Porém, pouco depois, as pequenas borbulhas dão lugar a folhinhas tenras e
verdes ou a coloridas e perfumadas flores. E a árvore cobre-se com um lindo
manto colorido e perfumado, que a enche de orgulhosa vaidade, e fascina
quantos dela se aproximam.
A árvore está feliz. Quer viver. Amar e ser amada. Reproduzir-se.
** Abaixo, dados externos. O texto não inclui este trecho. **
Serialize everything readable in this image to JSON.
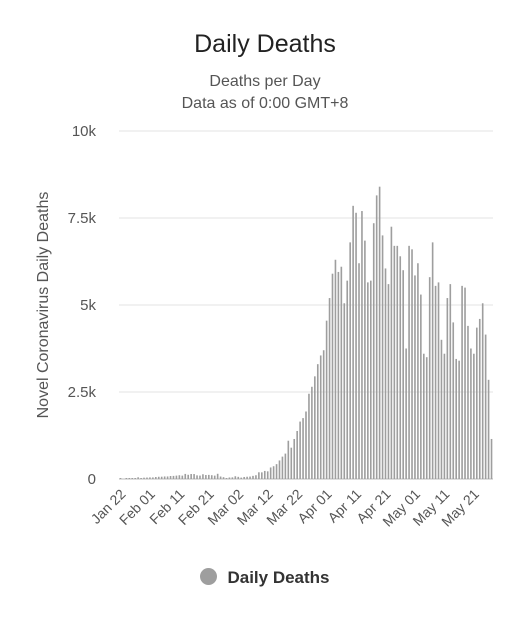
{
  "chart_data": {
    "type": "bar",
    "title": "Daily Deaths",
    "subtitle": [
      "Deaths per Day",
      "Data as of 0:00 GMT+8"
    ],
    "ylabel": "Novel Coronavirus Daily Deaths",
    "xlabel": "",
    "ylim": [
      0,
      10000
    ],
    "yticks": [
      0,
      2500,
      5000,
      7500,
      10000
    ],
    "ytick_labels": [
      "0",
      "2.5k",
      "5k",
      "7.5k",
      "10k"
    ],
    "xtick_labels": [
      "Jan 22",
      "Feb 01",
      "Feb 11",
      "Feb 21",
      "Mar 02",
      "Mar 12",
      "Mar 22",
      "Apr 01",
      "Apr 11",
      "Apr 21",
      "May 01",
      "May 11",
      "May 21"
    ],
    "start_date": "2020-01-22",
    "grid": true,
    "legend": "bottom",
    "color": "#9e9e9e",
    "series": [
      {
        "name": "Daily Deaths",
        "values": [
          17,
          0,
          8,
          16,
          14,
          26,
          49,
          2,
          38,
          42,
          46,
          45,
          57,
          64,
          66,
          73,
          73,
          86,
          89,
          97,
          108,
          97,
          146,
          121,
          143,
          142,
          105,
          98,
          136,
          114,
          118,
          109,
          97,
          150,
          71,
          52,
          29,
          44,
          47,
          79,
          62,
          40,
          58,
          65,
          70,
          90,
          108,
          193,
          191,
          232,
          220,
          331,
          367,
          427,
          533,
          643,
          730,
          1100,
          900,
          1150,
          1380,
          1650,
          1750,
          1940,
          2450,
          2650,
          2950,
          3300,
          3550,
          3700,
          4550,
          5200,
          5900,
          6300,
          5950,
          6100,
          5050,
          5700,
          6800,
          7850,
          7650,
          6200,
          7700,
          6850,
          5650,
          5700,
          7350,
          8150,
          8400,
          7000,
          6050,
          5600,
          7250,
          6700,
          6700,
          6400,
          6000,
          3750,
          6700,
          6600,
          5850,
          6200,
          5300,
          3600,
          3500,
          5800,
          6800,
          5550,
          5650,
          4000,
          3600,
          5200,
          5600,
          4500,
          3450,
          3400,
          5550,
          5500,
          4400,
          3750,
          3600,
          4350,
          4600,
          5050,
          4150,
          2850,
          1150
        ]
      }
    ]
  },
  "legend_label": "Daily Deaths"
}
E, cheia de força e de uma encantadora vitalidade, dança um sensual e
romântico bailado ao ritmo da brisa que a abraça, e mostra-se, com orgulho,
sedutora, enamorada e feliz, a quem queira admirá-la. E toda a natureza a
aprecia. Toda a natureza se deixa arrebatar pelo seu encanto e se apressa a
usufruir da sua natural generosidade: as abelhinhas correm para ela e beijam
com paixão os estames das suas flores; os passarinhos brincam às escondidas
entre os seus ramos verdes e tenros e procuram abrigo dos seus braços, para
neles construírem as suas casinhas e constituírem família e, aí, protegidos pelo
acolhedor e verdejante manto amigo, criarão os seus filhinhos com dedicação,
atarefados em dar-lhes calor e alimento.
Todos os bichinhos procuram o calor do seu seio. E ela, amiga, como mãe
carinhosa e protetora, a todos acolhe, a todos protege, a todos sacia.
A árvore despertou do seu longo sono e recomeça um novo ciclo em sua vida.